Take for example the case of two elderly women who are close friends and have lived together for the last 30 years. If one of the elderly women falls ill and needs to go to hospital, her friend might not be able to visit her because she is not a spouse or next-of-kin. If she passes away and her friend is not in her will, then the friend will have no say over what happens to her estate. The reason these friends were not married was because they felt no romantic attraction to each other. But Brake asks us: why should their relationship be seen as less valuable or less important than a romantic one? Why should their caring relationship not be afforded the legal rights of marriage?
Many legal rights are tied to marriage. In the US, there are over 1000 federal “statutory provisions,” or clauses written in the law, in which marital status is a factor in determining who gets a benefit, privilege, or right. Brake argues that reforming marriage to be “minimal” is the best way to ensure that as many people as possible have these legal rights.
So, what should the future of marriage be?
Many people today will say that the day they got married was one of the best days of their lives. However, just because we have a more positive view of it now does not erase the thousands of years of discriminatory history. In addition, practices such as child marriage and arranged marriages that no longer occur in the western world are still the norm in other parts of the world.
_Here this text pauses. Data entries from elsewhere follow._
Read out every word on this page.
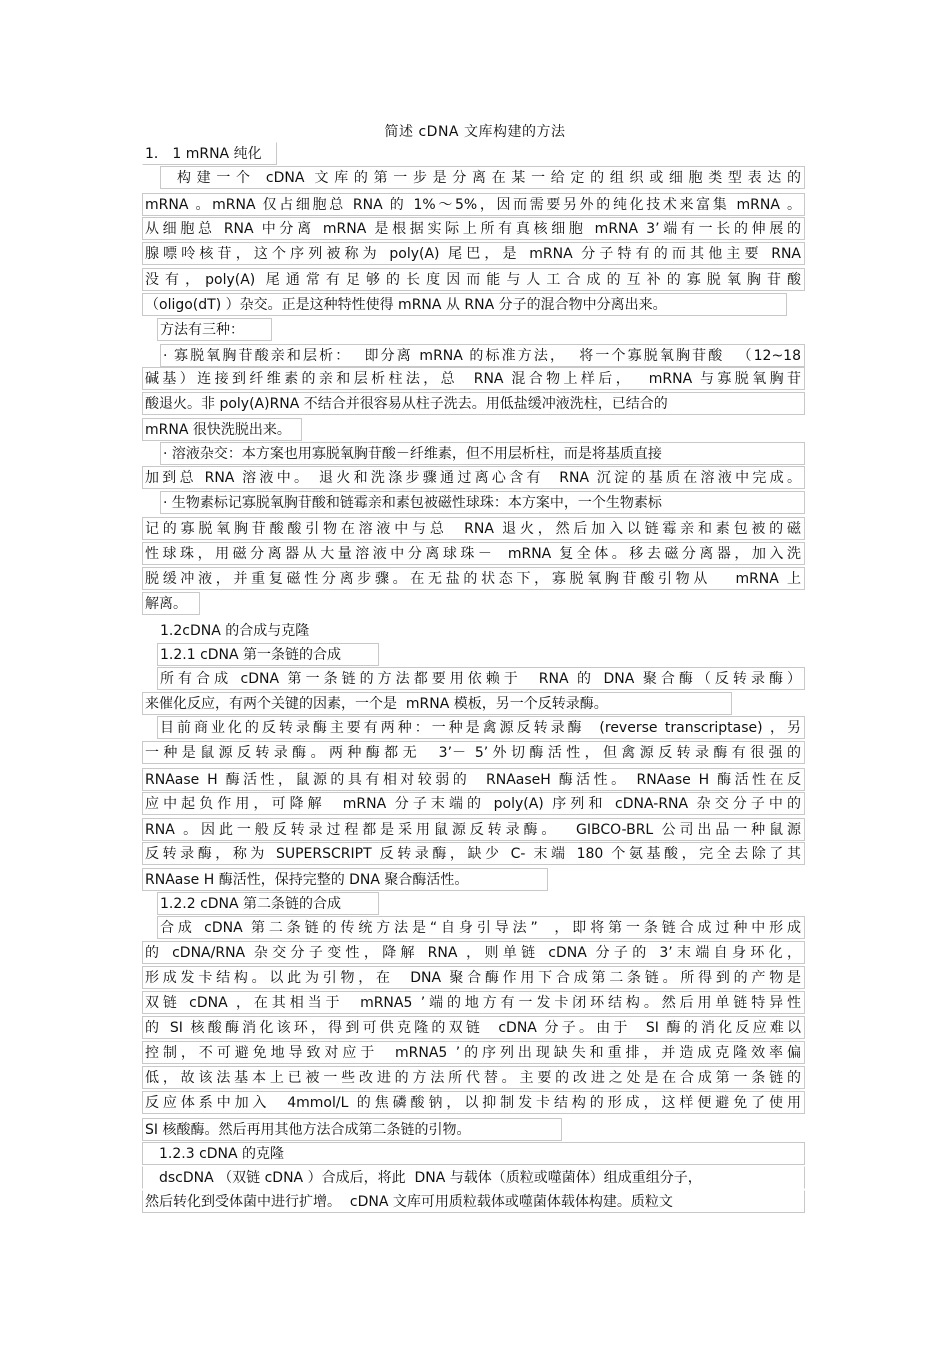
简述 cDNA 文库构建的方法
1． 1 mRNA 纯化
构建一个 cDNA 文库的第一步是分离在某一给定的组织或细胞类型表达的
mRNA 。mRNA 仅占细胞总 RNA 的 1%～5%，因而需要另外的纯化技术来富集 mRNA 。
从细胞总 RNA 中分离 mRNA 是根据实际上所有真核细胞 mRNA 3’端有一长的伸展的
腺嘌呤核苷，这个序列被称为 poly(A) 尾巴，是 mRNA 分子特有的而其他主要 RNA
没有，poly(A) 尾通常有足够的长度因而能与人工合成的互补的寡脱氧胸苷酸
（oligo(dT) ）杂交。正是这种特性使得 mRNA 从 RNA 分子的混合物中分离出来。
方法有三种：
· 寡脱氧胸苷酸亲和层析：  即分离 mRNA 的标准方法，  将一个寡脱氧胸苷酸  （12~18
碱基）连接到纤维素的亲和层析柱法，总  RNA 混合物上样后，  mRNA 与寡脱氧胸苷
酸退火。非 poly(A)RNA 不结合并很容易从柱子洗去。用低盐缓冲液洗柱，已结合的
mRNA 很快洗脱出来。
· 溶液杂交：本方案也用寡脱氧胸苷酸－纤维素，但不用层析柱，而是将基质直接
加到总 RNA 溶液中。 退火和洗涤步骤通过离心含有  RNA 沉淀的基质在溶液中完成。
· 生物素标记寡脱氧胸苷酸和链霉亲和素包被磁性球珠：本方案中，一个生物素标
记的寡脱氧胸苷酸酸引物在溶液中与总  RNA 退火，然后加入以链霉亲和素包被的磁
性球珠，用磁分离器从大量溶液中分离球珠－  mRNA 复全体。移去磁分离器，加入洗
脱缓冲液，并重复磁性分离步骤。在无盐的状态下，寡脱氧胸苷酸引物从   mRNA 上
解离。
1.2cDNA 的合成与克隆
1.2.1 cDNA 第一条链的合成
所有合成 cDNA 第一条链的方法都要用依赖于  RNA 的 DNA 聚合酶（反转录酶）
来催化反应，有两个关键的因素，一个是  mRNA 模板，另一个反转录酶。
目前商业化的反转录酶主要有两种：一种是禽源反转录酶  (reverse transcriptase) ，另
一种是鼠源反转录酶。两种酶都无  3’－ 5’外切酶活性，但禽源反转录酶有很强的
RNAase H 酶活性，鼠源的具有相对较弱的  RNAaseH 酶活性。 RNAase H 酶活性在反
应中起负作用，可降解  mRNA 分子末端的 poly(A) 序列和 cDNA-RNA 杂交分子中的
RNA 。因此一般反转录过程都是采用鼠源反转录酶。  GIBCO-BRL 公司出品一种鼠源
反转录酶，称为 SUPERSCRIPT 反转录酶，缺少 C- 末端 180 个氨基酸，完全去除了其
RNAase H 酶活性，保持完整的 DNA 聚合酶活性。
1.2.2 cDNA 第二条链的合成
合成 cDNA 第二条链的传统方法是“自身引导法”  ，即将第一条链合成过种中形成
的 cDNA/RNA 杂交分子变性，降解 RNA ，则单链 cDNA 分子的 3’末端自身环化，
形成发卡结构。以此为引物，在  DNA 聚合酶作用下合成第二条链。所得到的产物是
双链 cDNA ，在其相当于  mRNA5 ’端的地方有一发卡闭环结构。然后用单链特异性
的 SI 核酸酶消化该环，得到可供克隆的双链  cDNA 分子。由于  SI 酶的消化反应难以
控制，不可避免地导致对应于  mRNA5 ’的序列出现缺失和重排，并造成克隆效率偏
低，故该法基本上已被一些改进的方法所代替。主要的改进之处是在合成第一条链的
反应体系中加入  4mmol/L 的焦磷酸钠，以抑制发卡结构的形成，这样便避免了使用
SI 核酸酶。然后再用其他方法合成第二条链的引物。
1.2.3 cDNA 的克隆
dscDNA （双链 cDNA ）合成后，将此  DNA 与载体（质粒或噬菌体）组成重组分子，
然后转化到受体菌中进行扩增。  cDNA 文库可用质粒载体或噬菌体载体构建。质粒文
While Cronan presents a strong argument for abolishing marriage and Brake presents a strong argument for its reform , we need to examine the underlying social ills that make marriage so complicated. Additionally, there’s no guarantee that abolishing or reforming marriage will eliminate the sexism, racism, and homophobia that create the conditions for marriage to be so discriminatory in the first place. Marriage may not be creating inequality as much as it is a symptom of inequality. While the question of what to do with marriage is worth interrogating, it’s important to consider the larger role it might play in creating social change and working towards equality.